The level of precision of the models is evaluated using a few parameters, which, according to37, can include the linear correlation coefficient (R), mean absolute error (MAE), root mean squared error (RMSE), and mean average percentage error (MAPE). The calculations of these parameters are performed as follows:

$$R = \sqrt {1 – \frac{{\sum \left( {y – \hat{y}} \right)^{2} }}{{\sum \left( {y – \overline{y}} \right)^{2} }}}$$

(1)

$$MAE = \frac{1}{n}\sum \left| {y – \hat{y}} \right|$$

(2)

$$RMSE = \sqrt {\frac{{\sum \left( {y – \hat{y}} \right)^{2} }}{n}}$$

(3)

$$MAPE = \frac{1}{n}\sum \left| {\frac{{y – \hat{y}}}{y}} \right| \cdot 100$$

(4)

where y, measured value from the experimental test; $$\hat{y}$$, predicted value from the analyses; $$\overline{y}$$, mean value; n, number of data samples in the process.

Note that an R value closer to 1 corresponds to a better prediction from the algorithm. In turn, lower values of MAE and RMSE and MAPE mean that the algorithm predicts the output variables better than the other algorithms. Additionally, to avoid overfitting, tenfold cross-validation is performed according to38, as presented in Fig. 5.

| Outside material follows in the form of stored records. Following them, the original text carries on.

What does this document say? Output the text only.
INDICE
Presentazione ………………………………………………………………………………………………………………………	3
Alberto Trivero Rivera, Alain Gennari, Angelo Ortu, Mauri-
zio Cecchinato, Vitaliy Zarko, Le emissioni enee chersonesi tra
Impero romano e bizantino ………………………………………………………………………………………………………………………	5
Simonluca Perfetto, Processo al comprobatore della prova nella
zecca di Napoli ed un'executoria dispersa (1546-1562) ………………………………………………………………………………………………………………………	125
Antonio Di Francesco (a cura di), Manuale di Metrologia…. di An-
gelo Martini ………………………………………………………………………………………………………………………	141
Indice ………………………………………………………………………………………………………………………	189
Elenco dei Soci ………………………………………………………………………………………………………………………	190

Based on the division of the dataset presented in Fig. 5, numerical analysis is performed. The performance of each fold is evaluated and presented in Fig. 6 in terms of the values of R, MAE, RMSE and MAPE. Moreover, the relations between the experimentally measured compressive strength value and those obtained using machine learning algorithms are presented in Fig. 7, combined with the error distribution in Fig. 8.

According to Figs. 6, 7 and 8, all of the investigated ensemble models are significantly precise in terms of predicting the compressive strength of mortar containing waste granite. This is evidenced by the very high values obtained for the linear correlation of coefficient R, which are close to 1.0. The accuracy of the performance is also supported by the very low errors values, which, as shown in Fig. 7, are less than 4%. Additionally, according to Fig. 8, the proposed models accurately predict the compressive strength values and only fail to properly predict the strength of a few samples (the percentage error is higher than 10%).

The proposed model is also accurate compared to other machine learning algorithms used for the purpose of predicting the compressive strength of green cementitious composites containing different admixtures. Some selected works are presented in Table 4 in addition to the results obtained by the models presented in this work.

Analysis of the results in Table 4 shows that the levels of precision for the compressive strength of green cementitious composites using machine learning algorithms are very high. Additionally, in this work, a very precise model for predicting the compressive strength of green cementitious composite containing different admixtures, in comparison to those investigated previously, is constructed.